Nigeria’s energy supply falls to 86,450MWh as grid problem lingers
Nigeria’s electricity supply plummeted on Sunday, 24th April 2022, following a significant downturn in power generated by the Nigerian generating companies. According to information from the Transmission Company of Nigeria (TCN), a total of 86,450.66MWh of energy was supplied on Sunday.
Energy supplied on the day under review represents a 9.4% decline compared to the 95,398.71MWh, which was supplied in the previous day and also represents the lowest electricity supply in six days.
Nigeria’s electricity supply has been dwindling in recent weeks, following multiple disruptions of the national grid, causing nationwide blackouts. Energy generation on Sunday, dipped by 9.3% to 87,600.87MWh against 96,616.27MWh generated in the previous day.
Meanwhile, energy generation peaked at 4,092.7MW on Sunday, which is 4.7% lower than the 4,296.7MW recorded during the previous day, while off-generation also declined by 31.7% to 2,561.3MW.
Nigeria’s energy generation continues to fall below the required 105,000MWh electricity generation in other to record a relatively stable power supply.
Highlight (24th April 2022)
Peak generation – 4,092.7MW (-4.7%)
Off-peak generation – 2,561.3MW (-31.7%)
Energy generated – 87,600.87MWh (-9.3%)
Energy sent out – 86,450.66MWh (-9.4%)
Also, the highest frequency for the day was 51.54Hz, while the lowest frequency was 49.04Hz. Meanwhile, 98.69% of the total energy generated on Sunday was sent out, which is lower than 98.74% sent out in the previous day.
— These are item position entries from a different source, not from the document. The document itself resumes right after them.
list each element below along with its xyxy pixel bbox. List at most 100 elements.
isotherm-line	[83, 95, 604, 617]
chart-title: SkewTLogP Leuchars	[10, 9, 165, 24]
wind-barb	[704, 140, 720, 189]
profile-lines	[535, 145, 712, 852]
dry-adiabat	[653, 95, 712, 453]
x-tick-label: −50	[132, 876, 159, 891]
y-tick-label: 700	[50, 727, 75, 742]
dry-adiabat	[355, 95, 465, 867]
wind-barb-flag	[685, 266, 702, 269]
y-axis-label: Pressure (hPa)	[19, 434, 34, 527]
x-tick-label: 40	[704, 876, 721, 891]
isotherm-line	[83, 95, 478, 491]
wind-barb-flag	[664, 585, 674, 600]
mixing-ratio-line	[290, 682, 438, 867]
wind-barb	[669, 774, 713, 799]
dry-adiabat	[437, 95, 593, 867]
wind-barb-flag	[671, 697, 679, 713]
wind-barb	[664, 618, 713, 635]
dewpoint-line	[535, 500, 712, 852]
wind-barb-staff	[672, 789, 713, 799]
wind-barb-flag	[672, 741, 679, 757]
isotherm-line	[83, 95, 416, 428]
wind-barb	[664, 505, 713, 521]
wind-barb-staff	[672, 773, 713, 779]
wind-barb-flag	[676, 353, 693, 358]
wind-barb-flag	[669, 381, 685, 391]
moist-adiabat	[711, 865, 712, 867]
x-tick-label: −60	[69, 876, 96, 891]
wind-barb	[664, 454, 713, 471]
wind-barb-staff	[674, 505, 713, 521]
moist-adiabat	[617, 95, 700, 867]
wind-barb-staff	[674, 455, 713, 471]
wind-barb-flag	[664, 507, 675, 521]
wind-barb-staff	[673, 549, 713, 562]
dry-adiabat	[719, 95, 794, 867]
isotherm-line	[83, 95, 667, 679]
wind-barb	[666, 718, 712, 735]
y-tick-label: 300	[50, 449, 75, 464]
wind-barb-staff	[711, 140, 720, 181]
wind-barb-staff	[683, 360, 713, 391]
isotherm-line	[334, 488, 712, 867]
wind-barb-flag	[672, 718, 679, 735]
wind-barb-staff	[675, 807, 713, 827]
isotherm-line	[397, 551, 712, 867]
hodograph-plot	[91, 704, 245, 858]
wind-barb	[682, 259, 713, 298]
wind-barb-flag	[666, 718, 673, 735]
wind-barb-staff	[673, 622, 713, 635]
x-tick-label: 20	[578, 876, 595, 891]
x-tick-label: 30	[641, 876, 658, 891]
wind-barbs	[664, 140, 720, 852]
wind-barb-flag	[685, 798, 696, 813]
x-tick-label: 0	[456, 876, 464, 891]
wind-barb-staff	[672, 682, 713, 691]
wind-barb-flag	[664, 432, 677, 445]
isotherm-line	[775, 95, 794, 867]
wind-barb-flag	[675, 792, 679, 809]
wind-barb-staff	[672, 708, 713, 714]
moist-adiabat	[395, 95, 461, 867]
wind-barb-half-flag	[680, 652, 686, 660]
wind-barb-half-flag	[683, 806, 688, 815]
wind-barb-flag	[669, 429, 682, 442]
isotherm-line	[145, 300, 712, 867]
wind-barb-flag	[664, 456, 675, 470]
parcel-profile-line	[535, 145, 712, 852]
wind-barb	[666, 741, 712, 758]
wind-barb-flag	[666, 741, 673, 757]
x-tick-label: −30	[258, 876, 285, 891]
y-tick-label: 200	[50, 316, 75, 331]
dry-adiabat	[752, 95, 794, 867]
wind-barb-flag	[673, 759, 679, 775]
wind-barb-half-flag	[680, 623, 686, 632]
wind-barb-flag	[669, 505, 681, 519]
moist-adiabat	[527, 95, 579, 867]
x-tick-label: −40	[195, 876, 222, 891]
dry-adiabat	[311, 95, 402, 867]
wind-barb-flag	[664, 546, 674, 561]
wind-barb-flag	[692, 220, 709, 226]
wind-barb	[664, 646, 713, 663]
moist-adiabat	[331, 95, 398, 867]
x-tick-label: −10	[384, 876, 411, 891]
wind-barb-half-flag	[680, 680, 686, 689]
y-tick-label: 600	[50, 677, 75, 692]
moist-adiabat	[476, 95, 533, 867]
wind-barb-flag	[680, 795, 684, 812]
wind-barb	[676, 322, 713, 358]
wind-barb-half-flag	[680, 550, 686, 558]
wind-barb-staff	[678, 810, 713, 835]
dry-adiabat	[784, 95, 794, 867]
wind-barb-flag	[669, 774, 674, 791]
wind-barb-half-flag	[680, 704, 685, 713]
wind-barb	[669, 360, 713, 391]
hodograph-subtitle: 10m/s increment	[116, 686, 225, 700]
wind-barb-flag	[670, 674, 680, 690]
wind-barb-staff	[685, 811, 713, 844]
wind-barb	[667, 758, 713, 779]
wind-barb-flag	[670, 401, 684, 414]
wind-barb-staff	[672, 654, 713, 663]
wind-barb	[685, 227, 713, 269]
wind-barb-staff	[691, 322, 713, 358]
Meanwhile, Federal Competition and Consumer Protection Commission (FCCPC), has insisted that consumers should be billed according to the hours of electricity supplied with respect to the approved band classification and have the right to contest the tariff band classification they have been assigned.
Why this matters
Electricity is an essential need of many Nigerians and their businesses, especially given the surge in the price of diesel and recent fuel scarcity across the country. The cost of power in the country has gone up and is further exacerbated with constant disruption in electricity supply.